'I just stopped going' : a mixed methods investigation into dropout from psychological treatment in adolescents with depression

2019 
While the effectiveness of psychological treatment for adolescent depression is well established, there is concern about high dropout rates. Using a mixed-methods design, this thesis sought to understand therapy dropout in the context of adolescent depression, drawing on data from a randomised controlled trial. Study 1 aimed to investigate whether dropout could be predicted from a range of child, family and treatment factors (N = 406). Increase in age and antisocial behaviour, and decrease in verbal intelligence, were found to be significant predictors of dropout. More missed sessions and poorer therapeutic alliance were also significant predictors of dropout. Study 2 aimed to investigate whether those who dropped out of therapy had poorer clinical outcomes compared with those who completed therapy. No strong evidence was found for dropouts having poorer outcomes than completers. Study 3 aimed to explore whether there was a more clinically meaningful way of classifying dropout. Interviews with adolescents (N = 32) and therapists for ‘dropout’ cases were analysed qualitatively using ideal type analysis.
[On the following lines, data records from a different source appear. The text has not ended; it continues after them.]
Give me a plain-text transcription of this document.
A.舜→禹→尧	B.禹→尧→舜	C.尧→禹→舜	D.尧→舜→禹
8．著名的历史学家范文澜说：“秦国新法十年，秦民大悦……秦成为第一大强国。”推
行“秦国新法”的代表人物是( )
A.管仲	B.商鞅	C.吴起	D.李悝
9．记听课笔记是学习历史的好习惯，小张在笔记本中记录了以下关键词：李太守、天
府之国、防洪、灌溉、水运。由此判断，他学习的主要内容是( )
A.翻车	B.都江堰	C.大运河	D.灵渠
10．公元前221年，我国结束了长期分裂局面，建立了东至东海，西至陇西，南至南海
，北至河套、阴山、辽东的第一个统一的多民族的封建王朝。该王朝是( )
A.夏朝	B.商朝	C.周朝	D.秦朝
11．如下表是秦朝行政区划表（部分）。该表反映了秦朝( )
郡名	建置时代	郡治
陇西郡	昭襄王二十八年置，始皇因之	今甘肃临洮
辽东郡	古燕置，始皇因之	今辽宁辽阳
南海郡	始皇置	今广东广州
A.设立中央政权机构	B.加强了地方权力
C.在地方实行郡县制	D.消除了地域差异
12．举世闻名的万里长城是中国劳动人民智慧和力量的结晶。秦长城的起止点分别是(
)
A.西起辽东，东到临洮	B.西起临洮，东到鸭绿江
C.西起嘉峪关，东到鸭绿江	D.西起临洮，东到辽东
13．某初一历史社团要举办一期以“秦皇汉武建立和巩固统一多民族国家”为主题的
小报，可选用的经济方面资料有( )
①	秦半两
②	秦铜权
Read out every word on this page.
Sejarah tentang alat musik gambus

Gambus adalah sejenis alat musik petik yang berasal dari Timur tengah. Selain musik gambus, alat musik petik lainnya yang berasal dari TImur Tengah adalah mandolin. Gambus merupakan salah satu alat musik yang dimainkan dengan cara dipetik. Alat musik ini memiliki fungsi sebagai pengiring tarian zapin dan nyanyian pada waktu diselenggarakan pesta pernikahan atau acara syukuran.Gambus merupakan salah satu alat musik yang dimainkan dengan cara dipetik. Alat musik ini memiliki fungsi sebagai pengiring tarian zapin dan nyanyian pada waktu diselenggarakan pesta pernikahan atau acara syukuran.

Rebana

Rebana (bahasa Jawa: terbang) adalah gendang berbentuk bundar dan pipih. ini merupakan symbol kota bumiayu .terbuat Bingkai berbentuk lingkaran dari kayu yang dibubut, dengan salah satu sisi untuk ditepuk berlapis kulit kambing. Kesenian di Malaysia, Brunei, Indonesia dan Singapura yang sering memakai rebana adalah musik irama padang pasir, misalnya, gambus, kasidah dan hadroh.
Three types of dropout were constructed. ‘Dissatisfied’ dropouts stopped therapy because they did not find therapy helpful; ‘got-what-they-needed’ dropouts stopped therapy because they did not feel a need to continue in therapy; and ‘troubled’ dropouts stopped therapy because they did not have the stability in their life to commit to the therapy. Study 4 aimed to investigate the role of the therapeutic alliance and rupture-repair processes in the lead up to a ‘dissatisfied’ dropout compared to other types of therapy ending. ‘Dissatisfied’ dropouts were found to have more ruptures in the therapeutic alliance, and ruptures were frequently unresolved, compared with completers and ‘got-what-they-needed’ dropouts, indicating a more difficult interaction pattern prior to ‘dissatisfied’ dropout. Together, these studies have implications for how different types of disengagement from treatment should be managed in clinical practice.